First, the new social networking site, which acts as an online bulletin board with stuff you love to “pin,” changed its look. The site, which at first looked as cluttered as my offline bulletin board, now has a clean, striking look. Larger images are on top followed by smaller images on the bottom. (Each bulletin board looks a little like a Google+ Hangout!)
Secondly, a wedding photographer/lawyer, Kirsten Kowalski, posted her original photographs on her Pinterest page. Soon thereafter, she took them down because she claimed that pinning her artwork on Pinterest is a copyright infringement. (Personally, I think the whole thing was a publicity stunt to get people to look at her web site, which I did right after the incident.)
Pinterest does have a long winded copyright policy right on the social networking site, which states that the site is not responsible for individuals infringing on copyrights or other intellectual property rights of others. They have good reason to do so. They are doing this to protect themselves from getting sued.
But what about the individuals who want to pin a piece of artwork or a book cover on their boards?

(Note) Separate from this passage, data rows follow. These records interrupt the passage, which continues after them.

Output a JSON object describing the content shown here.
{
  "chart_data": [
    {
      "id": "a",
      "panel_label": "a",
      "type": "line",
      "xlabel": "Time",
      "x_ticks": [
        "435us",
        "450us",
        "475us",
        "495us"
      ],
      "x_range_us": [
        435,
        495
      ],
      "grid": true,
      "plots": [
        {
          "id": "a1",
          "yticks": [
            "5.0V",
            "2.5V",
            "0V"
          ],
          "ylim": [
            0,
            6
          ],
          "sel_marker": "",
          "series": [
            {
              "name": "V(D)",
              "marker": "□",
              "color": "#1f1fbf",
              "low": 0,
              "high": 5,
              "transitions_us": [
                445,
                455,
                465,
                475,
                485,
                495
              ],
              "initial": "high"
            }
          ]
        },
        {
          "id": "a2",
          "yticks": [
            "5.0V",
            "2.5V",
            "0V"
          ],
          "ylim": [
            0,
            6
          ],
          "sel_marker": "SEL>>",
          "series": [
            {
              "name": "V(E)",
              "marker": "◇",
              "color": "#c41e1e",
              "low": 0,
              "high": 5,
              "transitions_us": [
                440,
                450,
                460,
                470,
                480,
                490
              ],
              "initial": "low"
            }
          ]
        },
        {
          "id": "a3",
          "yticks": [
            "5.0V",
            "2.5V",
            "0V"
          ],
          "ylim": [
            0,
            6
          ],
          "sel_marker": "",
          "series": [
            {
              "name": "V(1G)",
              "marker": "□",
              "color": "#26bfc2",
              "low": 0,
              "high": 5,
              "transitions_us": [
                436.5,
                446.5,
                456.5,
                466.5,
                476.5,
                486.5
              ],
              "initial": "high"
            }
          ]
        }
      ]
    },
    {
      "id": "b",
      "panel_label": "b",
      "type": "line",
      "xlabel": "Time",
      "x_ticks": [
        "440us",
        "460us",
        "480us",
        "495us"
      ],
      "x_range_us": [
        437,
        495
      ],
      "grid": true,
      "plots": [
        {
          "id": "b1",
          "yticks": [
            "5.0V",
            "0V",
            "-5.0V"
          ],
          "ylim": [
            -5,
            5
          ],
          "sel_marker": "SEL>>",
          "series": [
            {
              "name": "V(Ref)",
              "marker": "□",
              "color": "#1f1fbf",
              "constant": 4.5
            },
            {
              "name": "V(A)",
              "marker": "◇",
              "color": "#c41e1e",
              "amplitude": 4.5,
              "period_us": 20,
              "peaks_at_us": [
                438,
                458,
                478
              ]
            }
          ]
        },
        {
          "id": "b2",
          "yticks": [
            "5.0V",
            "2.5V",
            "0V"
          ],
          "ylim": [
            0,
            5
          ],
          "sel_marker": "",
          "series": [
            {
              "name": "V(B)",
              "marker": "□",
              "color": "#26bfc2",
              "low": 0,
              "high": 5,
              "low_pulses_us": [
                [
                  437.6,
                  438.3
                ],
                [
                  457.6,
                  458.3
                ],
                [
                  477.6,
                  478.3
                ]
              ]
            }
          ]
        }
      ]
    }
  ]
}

Are they really violating copyrights?
Copyright law creates an exception for the fair use of copyrighted materials. It is not a violation of someone’s copyright if it is being used in a manner covered by the fair use doctrine. For example, if Kowalski kept her photographs on Pinterest and you decided to repin her work, all you would probably need to do is make a comment as part of the pinning for it to become part of Fair Use. Section 107 of U.S. Code states that “reproduction of a particular work may be considered fair, such as criticism, comment, news reporting, teaching, scholarship, and research.”
Although Fair Use is never actually defined, there are several tests to determine whether a use is fair.

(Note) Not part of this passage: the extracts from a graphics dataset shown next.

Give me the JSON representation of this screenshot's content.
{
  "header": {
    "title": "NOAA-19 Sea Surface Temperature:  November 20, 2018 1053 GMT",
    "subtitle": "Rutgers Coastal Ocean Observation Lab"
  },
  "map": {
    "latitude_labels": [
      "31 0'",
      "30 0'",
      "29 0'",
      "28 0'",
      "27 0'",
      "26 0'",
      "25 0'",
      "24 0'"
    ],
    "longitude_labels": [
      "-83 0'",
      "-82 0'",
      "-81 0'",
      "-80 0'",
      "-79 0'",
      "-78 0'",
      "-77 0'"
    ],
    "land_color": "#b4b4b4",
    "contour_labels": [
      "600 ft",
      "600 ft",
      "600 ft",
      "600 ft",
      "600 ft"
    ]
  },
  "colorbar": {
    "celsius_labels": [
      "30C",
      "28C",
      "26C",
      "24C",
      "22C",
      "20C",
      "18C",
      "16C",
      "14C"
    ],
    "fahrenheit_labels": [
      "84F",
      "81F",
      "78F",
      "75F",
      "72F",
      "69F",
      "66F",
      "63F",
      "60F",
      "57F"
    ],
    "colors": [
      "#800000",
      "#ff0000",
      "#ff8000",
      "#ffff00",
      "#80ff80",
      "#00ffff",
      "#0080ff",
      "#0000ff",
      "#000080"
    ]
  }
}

• Is the use for commercial or nonprofit purpose?
• What is the nature of the work being used? (Are you posting a full film, photo, TV show, song, etc.?)

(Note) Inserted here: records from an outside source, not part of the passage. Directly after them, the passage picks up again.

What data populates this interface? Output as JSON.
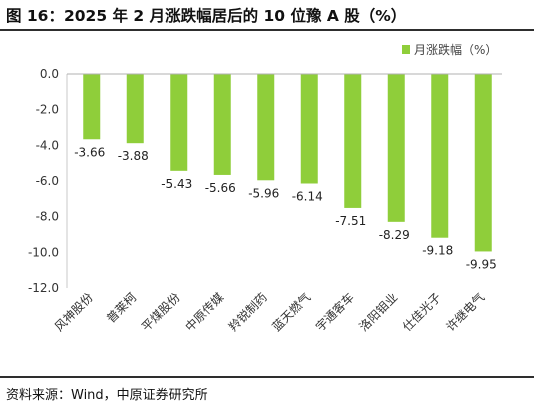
{
  "figure": {
    "title": "图 16：2025 年 2 月涨跌幅居后的 10 位豫 A 股（%）",
    "source": "资料来源：Wind，中原证券研究所"
  },
  "chart_data": {
    "type": "bar",
    "categories": [
      "风神股份",
      "普莱柯",
      "平煤股份",
      "中原传媒",
      "羚锐制药",
      "蓝天燃气",
      "宇通客车",
      "洛阳钼业",
      "仕佳光子",
      "许继电气"
    ],
    "series": [
      {
        "name": "月涨跌幅（%）",
        "values": [
          -3.66,
          -3.88,
          -5.43,
          -5.66,
          -5.96,
          -6.14,
          -7.51,
          -8.29,
          -9.18,
          -9.95
        ],
        "color": "#8fce3a"
      }
    ],
    "yticks": [
      "0.0",
      "-2.0",
      "-4.0",
      "-6.0",
      "-8.0",
      "-10.0",
      "-12.0"
    ],
    "ylim": [
      -12,
      0
    ],
    "legend_position": "top-right",
    "grid": false,
    "data_labels": true
  }
}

• Are you using the whole work or just a part of it?
• How does the use affect the market place? (If you download a song on Napster, then you don’t have to buy it. But if you are posting a book cover, you are not giving away the work.)
The easiest way to avoid copyright is use your own photo. If you don’t own the photo, make sure you give credit to the photographer. If you have a small business, be careful of what you pin.
To protect yourself from copyright infringement on Pinterest or any other social networking site for that matter, make sure that you comment on the work you put up. When Pinterest asks you to “Describe your pin…” that means to comment on your pin, which should help to protect you in the Fair Use act.
You will notice that on all of my pins, I say something about the image – why I like the pin and why it’s important to me. All of these things combined will help avoid copyright infringement.
Lastly, in this digital age, does any of this really matter? If the copyright holder is posting their materials anywhere on the web, aren’t they giving up the right to claim that someone else violated their copyright?
The question is, if a photographer or artist or jewelry designer or any other creative person, decides to put up a Pinterest page, isn’t he/she doing this to promote his/her products? And, if so, isn’t it a good thing for others to repin the work to spread the awareness? I think so, don’t you?